Blog topics for this week:
PLEASE REMEMBER THAT YOU MUST DO AT LEAST ONE PEER REVIEW EACH WEEK AND YOU NOW HAVE THE LIBERTY TO ROAM ACROSS ALL THE LITERATURE UNITS TO PICK AND CHOSE PEOPLE TO REVIEW.
CREATIVE Write a paragraph of prose in the style of Henry Lawson.
CREATIVE Write a stanza of a poem in the style of Banjo Paterson.
CRITICAL Critically compare Dame Mary Gilmore’s poem “Australia” with Bernard O’Dowd’s poem of the same name.
CRITICAL What does A.D. Hope’s poem Australia (written half a century after the 1890s) add to the debate on what is Australia?
CREATIVE “And then we must be free to kiss and part”. Write a short letter or poem that proclaims the kind of personal freedom that Ada Cambridge proposes in this line.
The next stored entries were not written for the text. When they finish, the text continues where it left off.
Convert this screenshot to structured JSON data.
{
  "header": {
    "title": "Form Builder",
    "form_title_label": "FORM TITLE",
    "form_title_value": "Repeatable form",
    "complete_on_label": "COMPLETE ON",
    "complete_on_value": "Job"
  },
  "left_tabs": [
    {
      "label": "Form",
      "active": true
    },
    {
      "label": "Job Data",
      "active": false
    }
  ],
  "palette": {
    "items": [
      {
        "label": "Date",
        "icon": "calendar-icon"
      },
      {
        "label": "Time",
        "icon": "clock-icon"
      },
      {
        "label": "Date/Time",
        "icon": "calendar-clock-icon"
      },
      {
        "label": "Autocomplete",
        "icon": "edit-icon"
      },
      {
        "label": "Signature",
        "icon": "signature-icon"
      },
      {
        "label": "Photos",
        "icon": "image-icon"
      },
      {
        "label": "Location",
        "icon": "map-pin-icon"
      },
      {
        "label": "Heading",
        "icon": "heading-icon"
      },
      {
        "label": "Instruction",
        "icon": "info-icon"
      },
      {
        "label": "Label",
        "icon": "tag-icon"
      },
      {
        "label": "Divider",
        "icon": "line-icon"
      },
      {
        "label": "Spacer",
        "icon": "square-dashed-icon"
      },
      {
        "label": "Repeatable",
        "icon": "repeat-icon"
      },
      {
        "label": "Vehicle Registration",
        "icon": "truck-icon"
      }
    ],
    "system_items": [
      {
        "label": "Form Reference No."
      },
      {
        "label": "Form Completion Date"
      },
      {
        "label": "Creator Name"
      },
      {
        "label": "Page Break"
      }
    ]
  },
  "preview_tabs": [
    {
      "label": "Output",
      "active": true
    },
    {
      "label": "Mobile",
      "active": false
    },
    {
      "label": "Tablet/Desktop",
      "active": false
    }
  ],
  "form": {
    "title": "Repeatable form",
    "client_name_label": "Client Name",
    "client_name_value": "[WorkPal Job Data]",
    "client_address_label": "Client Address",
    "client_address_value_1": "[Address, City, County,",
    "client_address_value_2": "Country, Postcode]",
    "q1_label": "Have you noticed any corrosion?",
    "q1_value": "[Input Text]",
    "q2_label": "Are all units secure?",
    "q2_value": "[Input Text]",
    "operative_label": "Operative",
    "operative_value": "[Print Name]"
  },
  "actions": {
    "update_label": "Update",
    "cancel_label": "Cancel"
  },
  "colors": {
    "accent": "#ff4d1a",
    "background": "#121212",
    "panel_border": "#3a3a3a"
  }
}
CRITICAL Write a short tribute to Dame Mary Gilmore drawing on any one of her poems (in the Pen Anthology 256-259) to show how important her ideas are to Australians.
CRITICAL Find out who the figure behind Dame Mary Gilmore is on the $10 note. What is the artistic significance of this other figure?
CRITICAL Henry Lawson or Banjo Paterson? Explain briefly your understanding of why these two authors were so different in their views of the Australian experience.
AND AS ALWAYS: Chose or find a topic of your very own that relates in some way to the themes of this week. Draw on your own experience if you wish. For instance: what is your experience of being a woman compared to Gilmore’s “Eve Song”?